In these cases, perception has become distorted for hidden reasons connected to emotion and personality. An anorexic, if shown photos of four cats, can easily pick out which one is the fattest. The distortion comes at a deeper level where “I” decides what is real about oneself. The whole thing is a feedback loop. Once “I” decides something about oneself, everything in the outside world must conform to that decision. In the anorexic’s mind, shame is essential to who she is, and the world has no choice but to throw her shameful image back at her. Starving herself becomes the only way she can figure out to make that fat girl in the mirror go away. Which leads to a general rule: Reality is whatever you identify with.
Anywhere that life hurts we have locked ourselves into some kind of false identification, telling ourselves private, unchallenged stories about who we are. The cure for anorexia is to somehow pry a wedge between “I” and this powerful, secret identification. The same applies to all suffering because each person arbitrarily identifies with one thing after another that tells an inaccurate story of who he or she is.
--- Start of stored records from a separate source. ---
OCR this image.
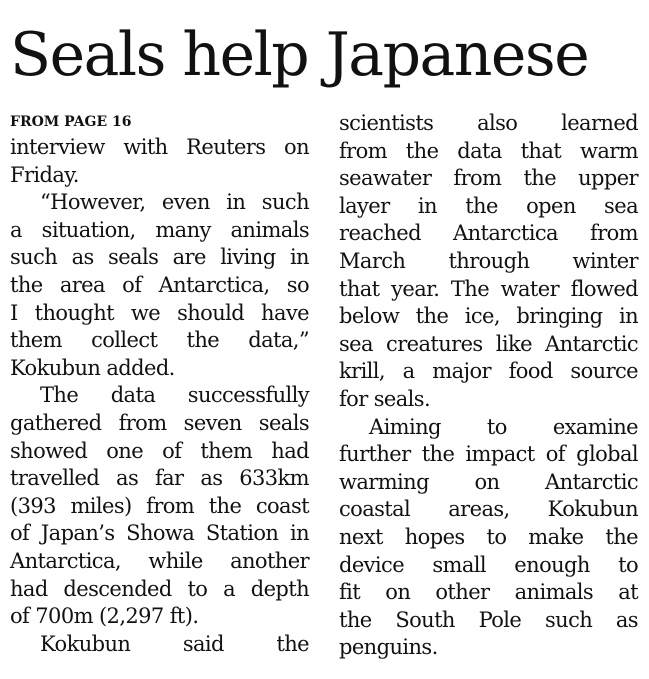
Seals help Japanese
FROM PAGE 16
interview with Reuters on
Friday.
“However, even in such
a situation, many animals
such as seals are living in
the area of Antarctica, so
I thought we should have
them collect the data,”
Kokubun added.
The data successfully
gathered from seven seals
showed one of them had
travelled as far as 633km
(393 miles) from the coast
of Japan’s Showa Station in
Antarctica, while another
had descended to a depth
of 700m (2,297 ft).
Kokubun said the
scientists also learned
from the data that warm
seawater from the upper
layer in the open sea
reached Antarctica from
March through winter
that year. The water flowed
below the ice, bringing in
sea creatures like Antarctic
krill, a major food source
for seals.
Aiming to examine
further the impact of global
warming on Antarctic
coastal areas, Kokubun
next hopes to make the
device small enough to
fit on other animals at
the South Pole such as
penguins.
Even if you were able to surround yourself with pleasure every minute of the day, the wrong story of who you are will wind up bringing deep suffering.
Getting lost in the pain: People have remarkably different thresh-olds of pain. Researchers have hooked subjects up to equal stimuli, such as electric shocks to the back of the hand, and asked them to rate the discomfort they feel on a scale from 1 to 10. It was long thought that since pain is registered along identical neural pathways, people would register a pain signal more or less the same (as for instance, almost everyone would be able to feel the difference between bright headlights in their eyes and low beams). Yet the pain that registered as a 10 for some patients felt like a 1 to others. This indicates not just that pain has a subjective component but also that the way we assess pain is completely individual. There is no universal path between stimulus and response. One person can feel deeply traumatized by an experience that hardly registers for someone else.